Friday, November 22, 2013

"One way or another, the filibuster of judicial nominees must end. The Senate must do what is good, what is right, what is reasonable and what is honorable."

"This filibuster is nothing less than a formula for tyranny by the minority," said the Senate Majority Leader Bill Frist, Republican of Tennessee, in a speech to the Federalist Society in November 2004.

In 2003, the Senate Rules Committee had had a plan to "gradually lower the threshold for filibusters against judicial nominees until a simple majority would allow a final vote."
Senator Trent Lott, the Mississippi Republican who is chairman of the Rules Committee, has been among the Republicans who have also suggested that the Republicans try to win a change by seeking a ruling from the chairman, a position that a Republican would hold, that filibusters against executive nominations are unconstitutional. A favorable ruling would require just a majority to uphold.

Some Republicans have been reluctant to try that maneuver. They call it the nuclear option, because it could come back to haunt them if they are in the minority. Democrats have also threatened to tie up the Senate in knots if they lose their right to filibuster in that manner.

"To implement it would make the last Congress look like a bipartisan tea party," Senator Charles E. Schumer, the New York Democrat who is on the Judiciary Committee, said. "For the sake of country and some degree of comity, I would hope and pray that the majority leader would not take away the Senate's time-honored, 200-year-old tradition."
Ha ha. Great old quotes. I especially love the expression "tea party."

Who knew, back then, how much things would flip in the next decade, including the connotations of "tea party"?

Here's what Schumer said yesterday when the Democrats, by simple majority vote, abolished the filibuster for presidential nominees: "The age-old rules of the Senate are being used to paralyze us.... The public is asking – is begging – us to act."

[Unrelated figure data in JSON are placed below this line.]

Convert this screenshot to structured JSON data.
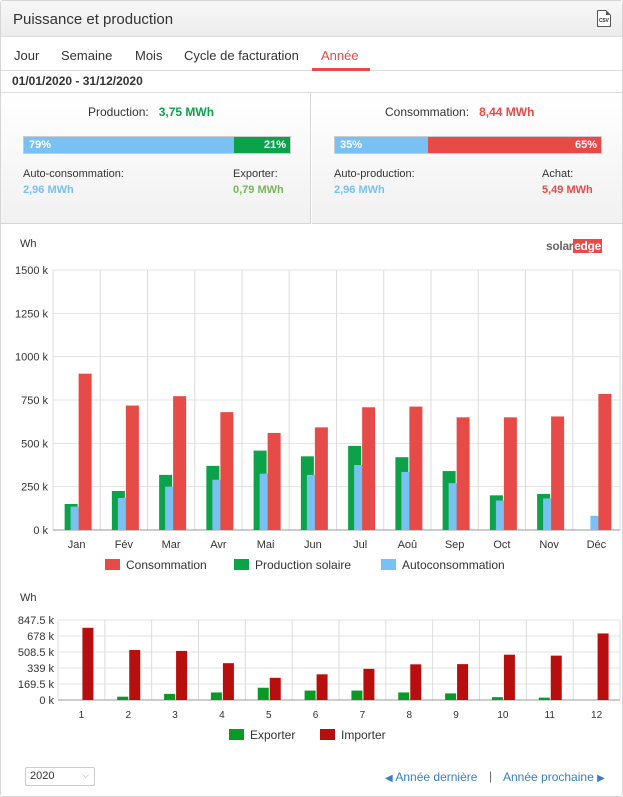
{
  "header": {
    "title": "Puissance et production",
    "export_icon": "csv-icon",
    "export_label": "CSV"
  },
  "tabs": [
    {
      "label": "Jour",
      "active": false
    },
    {
      "label": "Semaine",
      "active": false
    },
    {
      "label": "Mois",
      "active": false
    },
    {
      "label": "Cycle de facturation",
      "active": false
    },
    {
      "label": "Année",
      "active": true
    }
  ],
  "date_range": "01/01/2020 - 31/12/2020",
  "production_panel": {
    "title": "Production:",
    "value": "3,75 MWh",
    "left_pct_label": "79%",
    "right_pct_label": "21%",
    "left_fraction": 0.79,
    "left_label": "Auto-consommation:",
    "left_value": "2,96 MWh",
    "right_label": "Exporter:",
    "right_value": "0,79 MWh"
  },
  "consumption_panel": {
    "title": "Consommation:",
    "value": "8,44 MWh",
    "left_pct_label": "35%",
    "right_pct_label": "65%",
    "left_fraction": 0.35,
    "left_label": "Auto-production:",
    "left_value": "2,96 MWh",
    "right_label": "Achat:",
    "right_value": "5,49 MWh"
  },
  "colors": {
    "production": "#0ba24a",
    "self": "#79c1f2",
    "consumption": "#e64b47",
    "export": "#089a25",
    "import": "#b80e0e",
    "accent": "#e64b47"
  },
  "brand": {
    "part1": "solar",
    "part2": "edge"
  },
  "chart_data": [
    {
      "type": "bar",
      "ylabel": "Wh",
      "ylim": [
        0,
        1500000
      ],
      "ytick_labels": [
        "0 k",
        "250 k",
        "500 k",
        "750 k",
        "1000 k",
        "1250 k",
        "1500 k"
      ],
      "categories": [
        "Jan",
        "Fév",
        "Mar",
        "Avr",
        "Mai",
        "Jun",
        "Jul",
        "Aoû",
        "Sep",
        "Oct",
        "Nov",
        "Déc"
      ],
      "series": [
        {
          "name": "Consommation",
          "color": "#e64b47",
          "values": [
            902000,
            718000,
            772000,
            680000,
            560000,
            592000,
            708000,
            712000,
            650000,
            650000,
            655000,
            785000
          ]
        },
        {
          "name": "Production solaire",
          "color": "#0ba24a",
          "values": [
            150000,
            225000,
            318000,
            370000,
            458000,
            425000,
            485000,
            420000,
            340000,
            200000,
            208000,
            0
          ]
        },
        {
          "name": "Autoconsommation",
          "color": "#79c1f2",
          "values": [
            135000,
            185000,
            250000,
            290000,
            325000,
            318000,
            375000,
            335000,
            270000,
            170000,
            182000,
            82000
          ]
        }
      ],
      "grid": true,
      "legend": "bottom"
    },
    {
      "type": "bar",
      "ylabel": "Wh",
      "ylim": [
        0,
        847500
      ],
      "ytick_labels": [
        "0 k",
        "169.5 k",
        "339 k",
        "508.5 k",
        "678 k",
        "847.5 k"
      ],
      "categories": [
        "1",
        "2",
        "3",
        "4",
        "5",
        "6",
        "7",
        "8",
        "9",
        "10",
        "11",
        "12"
      ],
      "series": [
        {
          "name": "Exporter",
          "color": "#089a25",
          "values": [
            0,
            35000,
            65000,
            80000,
            130000,
            100000,
            100000,
            80000,
            70000,
            30000,
            25000,
            0
          ]
        },
        {
          "name": "Importer",
          "color": "#b80e0e",
          "values": [
            765000,
            530000,
            520000,
            390000,
            235000,
            272000,
            330000,
            378000,
            380000,
            480000,
            470000,
            705000
          ]
        }
      ],
      "grid": true,
      "legend": "bottom"
    }
  ],
  "footer": {
    "year_value": "2020",
    "prev_label": "Année dernière",
    "next_label": "Année prochaine",
    "separator": "|"
  }
}
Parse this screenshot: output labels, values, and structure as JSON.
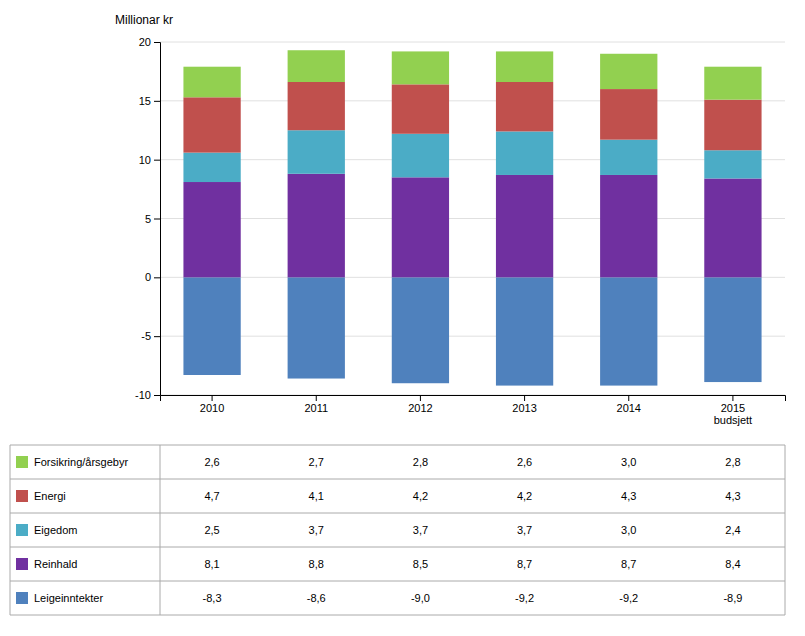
{
  "chart_data": {
    "type": "bar",
    "stacked": true,
    "grid": true,
    "ylabel": "Millionar kr",
    "categories": [
      "2010",
      "2011",
      "2012",
      "2013",
      "2014",
      "2015\nbudsjett"
    ],
    "series": [
      {
        "name": "Forsikring/årsgebyr",
        "color": "#92D050",
        "values": [
          2.6,
          2.7,
          2.8,
          2.6,
          3.0,
          2.8
        ],
        "value_labels": [
          "2,6",
          "2,7",
          "2,8",
          "2,6",
          "3,0",
          "2,8"
        ]
      },
      {
        "name": "Energi",
        "color": "#C0504D",
        "values": [
          4.7,
          4.1,
          4.2,
          4.2,
          4.3,
          4.3
        ],
        "value_labels": [
          "4,7",
          "4,1",
          "4,2",
          "4,2",
          "4,3",
          "4,3"
        ]
      },
      {
        "name": "Eigedom",
        "color": "#4BACC6",
        "values": [
          2.5,
          3.7,
          3.7,
          3.7,
          3.0,
          2.4
        ],
        "value_labels": [
          "2,5",
          "3,7",
          "3,7",
          "3,7",
          "3,0",
          "2,4"
        ]
      },
      {
        "name": "Reinhald",
        "color": "#7030A0",
        "values": [
          8.1,
          8.8,
          8.5,
          8.7,
          8.7,
          8.4
        ],
        "value_labels": [
          "8,1",
          "8,8",
          "8,5",
          "8,7",
          "8,7",
          "8,4"
        ]
      },
      {
        "name": "Leigeinntekter",
        "color": "#4F81BD",
        "values": [
          -8.3,
          -8.6,
          -9.0,
          -9.2,
          -9.2,
          -8.9
        ],
        "value_labels": [
          "-8,3",
          "-8,6",
          "-9,0",
          "-9,2",
          "-9,2",
          "-8,9"
        ]
      }
    ],
    "ylim": [
      -10,
      20
    ],
    "yticks": [
      -10,
      -5,
      0,
      5,
      10,
      15,
      20
    ]
  }
}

Here's another old article on the Democrats intense opposition to what they just did. This one is from 2005:
"This is the most radical notion we've heard...," Senator Reid said.... "...

Senator Charles E. Schumer... "The nuclear option is really like making the Senate a banana republic," he said.
And here's a NYT editorial in April 2003 recommending that Democrats filibuster judicial nominees:
Filibustering [Priscilla] Owen's confirmation would send the Bush administration two important messages: the president must stop packing the courts with ideologues, and he must show more respect for the Senate's role....
It is not by chance that the Senate is being asked to confirm someone with these views. The White House has culled the legal profession to find nominees with aggressive conservative agendas....

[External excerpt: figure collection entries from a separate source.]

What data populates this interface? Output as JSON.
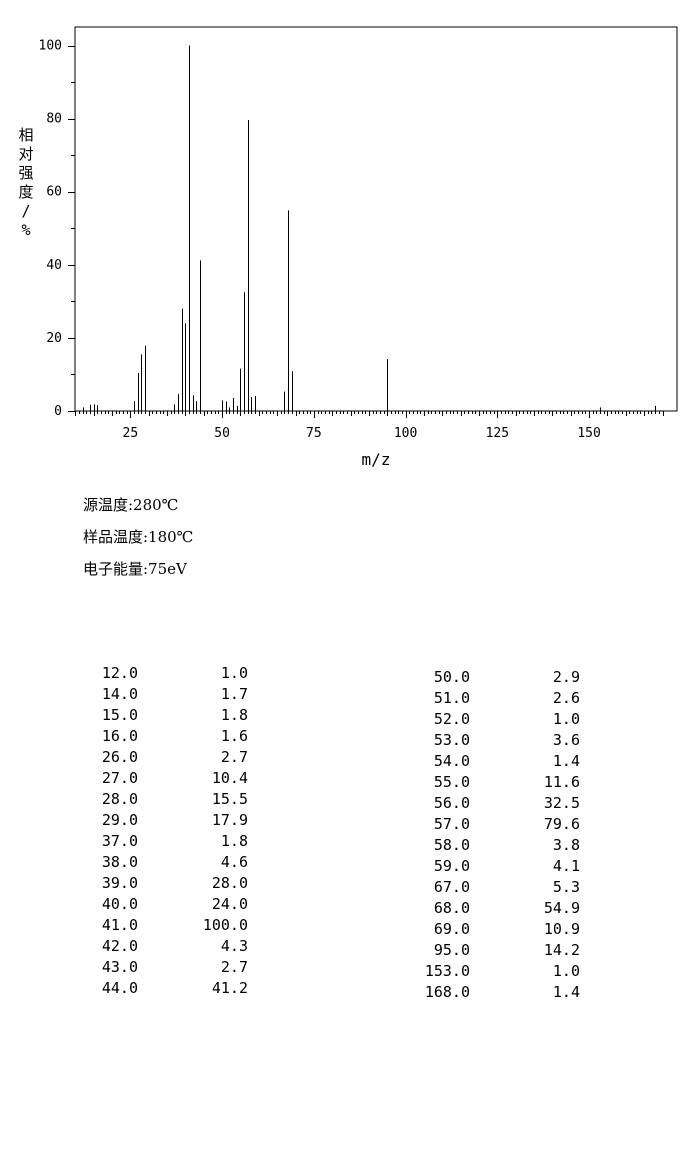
{
  "chart_data": {
    "type": "bar",
    "xlabel": "m/z",
    "ylabel": "相对强度/%",
    "xlim": [
      10,
      170
    ],
    "ylim": [
      0,
      100
    ],
    "xticks": [
      25,
      50,
      75,
      100,
      125,
      150
    ],
    "yticks": [
      0,
      20,
      40,
      60,
      80,
      100
    ],
    "series": [
      {
        "x": [
          12,
          14,
          15,
          16,
          26,
          27,
          28,
          29,
          37,
          38,
          39,
          40,
          41,
          42,
          43,
          44,
          50,
          51,
          52,
          53,
          54,
          55,
          56,
          57,
          58,
          59,
          67,
          68,
          69,
          95,
          153,
          168
        ],
        "values": [
          1.0,
          1.7,
          1.8,
          1.6,
          2.7,
          10.4,
          15.5,
          17.9,
          1.8,
          4.6,
          28.0,
          24.0,
          100.0,
          4.3,
          2.7,
          41.2,
          2.9,
          2.6,
          1.0,
          3.6,
          1.4,
          11.6,
          32.5,
          79.6,
          3.8,
          4.1,
          5.3,
          54.9,
          10.9,
          14.2,
          1.0,
          1.4
        ]
      }
    ]
  },
  "conditions": {
    "source_temp": "源温度:280℃",
    "sample_temp": "样品温度:180℃",
    "electron_energy": "电子能量:75eV"
  },
  "peak_table": {
    "left": [
      {
        "mz": "12.0",
        "abundance": "1.0"
      },
      {
        "mz": "14.0",
        "abundance": "1.7"
      },
      {
        "mz": "15.0",
        "abundance": "1.8"
      },
      {
        "mz": "16.0",
        "abundance": "1.6"
      },
      {
        "mz": "26.0",
        "abundance": "2.7"
      },
      {
        "mz": "27.0",
        "abundance": "10.4"
      },
      {
        "mz": "28.0",
        "abundance": "15.5"
      },
      {
        "mz": "29.0",
        "abundance": "17.9"
      },
      {
        "mz": "37.0",
        "abundance": "1.8"
      },
      {
        "mz": "38.0",
        "abundance": "4.6"
      },
      {
        "mz": "39.0",
        "abundance": "28.0"
      },
      {
        "mz": "40.0",
        "abundance": "24.0"
      },
      {
        "mz": "41.0",
        "abundance": "100.0"
      },
      {
        "mz": "42.0",
        "abundance": "4.3"
      },
      {
        "mz": "43.0",
        "abundance": "2.7"
      },
      {
        "mz": "44.0",
        "abundance": "41.2"
      }
    ],
    "right": [
      {
        "mz": "50.0",
        "abundance": "2.9"
      },
      {
        "mz": "51.0",
        "abundance": "2.6"
      },
      {
        "mz": "52.0",
        "abundance": "1.0"
      },
      {
        "mz": "53.0",
        "abundance": "3.6"
      },
      {
        "mz": "54.0",
        "abundance": "1.4"
      },
      {
        "mz": "55.0",
        "abundance": "11.6"
      },
      {
        "mz": "56.0",
        "abundance": "32.5"
      },
      {
        "mz": "57.0",
        "abundance": "79.6"
      },
      {
        "mz": "58.0",
        "abundance": "3.8"
      },
      {
        "mz": "59.0",
        "abundance": "4.1"
      },
      {
        "mz": "67.0",
        "abundance": "5.3"
      },
      {
        "mz": "68.0",
        "abundance": "54.9"
      },
      {
        "mz": "69.0",
        "abundance": "10.9"
      },
      {
        "mz": "95.0",
        "abundance": "14.2"
      },
      {
        "mz": "153.0",
        "abundance": "1.0"
      },
      {
        "mz": "168.0",
        "abundance": "1.4"
      }
    ]
  }
}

The filibuster is not a tool to be used lightly. But the Senate has been right to use it against the nomination of Miguel Estrada, who is hiding his views on legal issues. It should do the same to stop the once-rejected Judge Owen, and tell extreme conservatives in the Bush administration to stop trying to hijack the federal judiciary.
Obviously, today's Republicans take the same tone over Obama's nominees — they are extreme and aggressive in their liberal agendas.

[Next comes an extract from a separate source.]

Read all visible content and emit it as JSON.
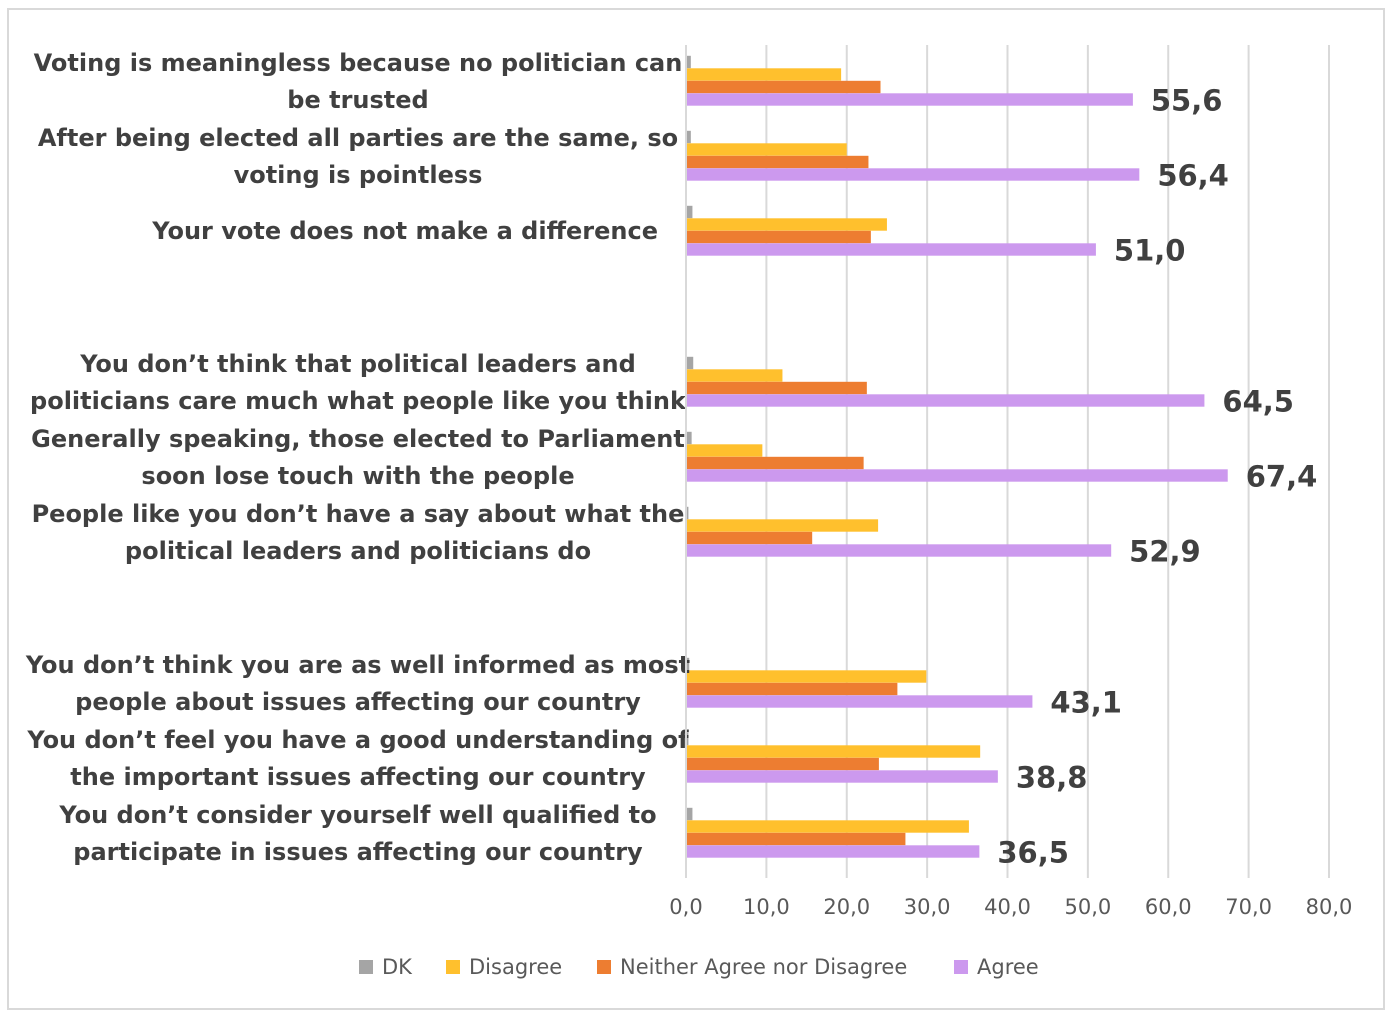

Here's another NYT editorial, this one from 2005:
Republicans seem determined to change the rules so Democrats will no longer be able to stop judicial nominations with the threat of a filibuster. If they're acting out of frustration, it's understandable....

But the sense that there are certain rules that all must play by, whether to their advantage or not, is something that cannot be restored. Senators need only to look at the House to see what politics looks like when the only law is to win at any cost.

The Senate, of all places, should be sensitive to the fact that this large and diverse country has never believed in government by an unrestrained majority rule. Its composition is a repudiation of the very idea that the largest number of votes always wins out.....

A decade ago, this page expressed support for tactics that would have gone even further than the "nuclear option" in eliminating the power of the filibuster. 
That is, the NYT had favored eliminating the filibuster during the Clinton administration, but somehow, with Bush as President, they could see that they were wrong.
We hope acknowledging our own error may remind some wavering Republican senators that someday they, too, will be on the other side and in need of all the protections the Senate rules can provide.